Wiele ostatnich lat, chyba mniej więcej od 2007 roku, miejscem, w którym można go było ujrzeć i usłyszeć najczęściej, była Galeria Autorska Jana Kaji i Jacka Solińskiego. Najpierw jeszcze pod poprzednim adresem – na rogu Pomorskiej i Cieszkowskiego – a później już w piwnicy przy Chocimskiej 5, gdzie Mieczysław występował właściwie do ostatnich dni. Nie zliczę wieczorów, podczas których prezentował teksty poetyckie, prozatorskie, eseistyczne i dramatyczne. Za każdym razem był doskonale przygotowany, z zaznaczonymi fragmentami do odczytania, a cytaty zwykle łączyły się w jakąś całość, opowieść. Nikt tak jak on nie potrafił interpretować naszych wierszy. Naszych – poetów związanych z Bydgoszczą i okolicami. Z czasem po prostu przyzwyczailiśmy się do faktu, że to Mieczysław czyta naszą poezję, a nam pozostaje zaprezentować coś własnym głosem w ramach wisienki na torcie. Franaszek był aktorem niezwykle otwartym na partnerów scenicznych, pamiętam jego niezrównane duety z Alicją Mozgą, i na scenie Teatru Polskiego, i w Galerii Autorskiej. W ostatnich latach stworzył wspaniałe trio wespół z Romą Warmus i… Jankiem Kają, który był chyba jego ostatnim wielkim odkryciem aktorskim. Długo przygotowywali się do występów i za każdym razem zaskakiwali konwencją, przy czym Janek – niezawodowy przecież aktor – imponował mi rzadko spotykaną vis comica, przywodzącą na myśl Bustera Keatona.
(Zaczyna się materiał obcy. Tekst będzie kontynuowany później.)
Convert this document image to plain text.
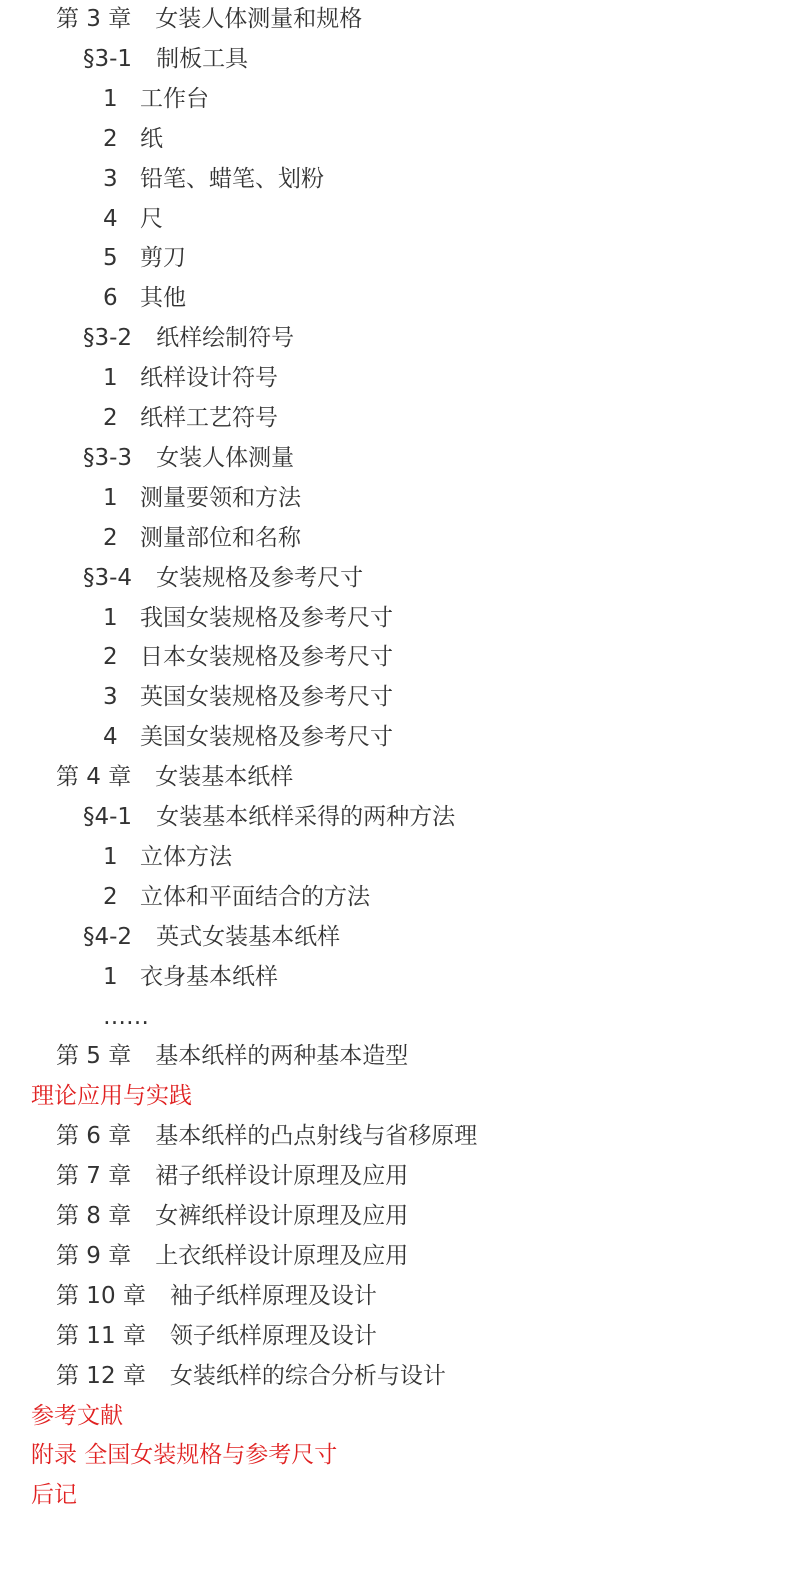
第 3 章 女装人体测量和规格
§3-1 制板工具
1 工作台
2 纸
3 铅笔、蜡笔、划粉
4 尺
5 剪刀
6 其他
§3-2 纸样绘制符号
1 纸样设计符号
2 纸样工艺符号
§3-3 女装人体测量
1 测量要领和方法
2 测量部位和名称
§3-4 女装规格及参考尺寸
1 我国女装规格及参考尺寸
2 日本女装规格及参考尺寸
3 英国女装规格及参考尺寸
4 美国女装规格及参考尺寸
第 4 章 女装基本纸样
§4-1 女装基本纸样采得的两种方法
1 立体方法
2 立体和平面结合的方法
§4-2 英式女装基本纸样
1 衣身基本纸样
……
第 5 章 基本纸样的两种基本造型
理论应用与实践
第 6 章 基本纸样的凸点射线与省移原理
第 7 章 裙子纸样设计原理及应用
第 8 章 女裤纸样设计原理及应用
第 9 章 上衣纸样设计原理及应用
第 10 章 袖子纸样原理及设计
第 11 章 领子纸样原理及设计
第 12 章 女装纸样的综合分析与设计
参考文献
附录 全国女装规格与参考尺寸
后记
Pokazywał też Mieczysław własne monodramy oparte na tekstach takich autorów, jak choćby Krzysztof Varga. Niesamowity był występ w Salonie Hoffman parę lat temu, kiedy aktor na naszych oczach przeistaczał się z postaci w postać, każdą nasycając prawdą. Bo Franaszkowi na scenie po prostu się wierzyło. Nie było w jego grze krztyny zgrywy. Do swego fachu podchodził poważnie i utyskiwał niekiedy na młode aktorskie pokolenie, które rolę przygotowuje „na kolanie”, a przed wejściem na scenę zamiast szukać skupienia, wlepia wzrok w smartfony.
Musimy też pamiętać o Mieczysławie-pedagogu, wychowawcy studentów Wydziału Wokalno-Aktorskiego Akademii Muzycznej w Bydgoszczy. Przygotował z nimi kilka dyplomowych spektakli prezentowanych między innymi w Galerii Autorskiej, która za jego sprawą wyrosła na ważne miejsce na mapie teatralnej Polski. Miałem to szczęście usłyszeć własne teksty w interpretacji czy to samego Mieczysława, czy w wykonaniu jego uczniów.
Trzecią pasja Franaszka były podróże i nieodłączna od nich fotografia. Ze swoich wojaży, zwykle po egzotycznych i mało uczęszczanych turystycznie krajach, przywoził reportaże pełne barw, krajobrazów i twarzy, a potem pokazywał je – a jakże – w galeryjnej piwnicy, choć nie tylko, bo wystaw miał w ostatnim czasie naprawdę sporo.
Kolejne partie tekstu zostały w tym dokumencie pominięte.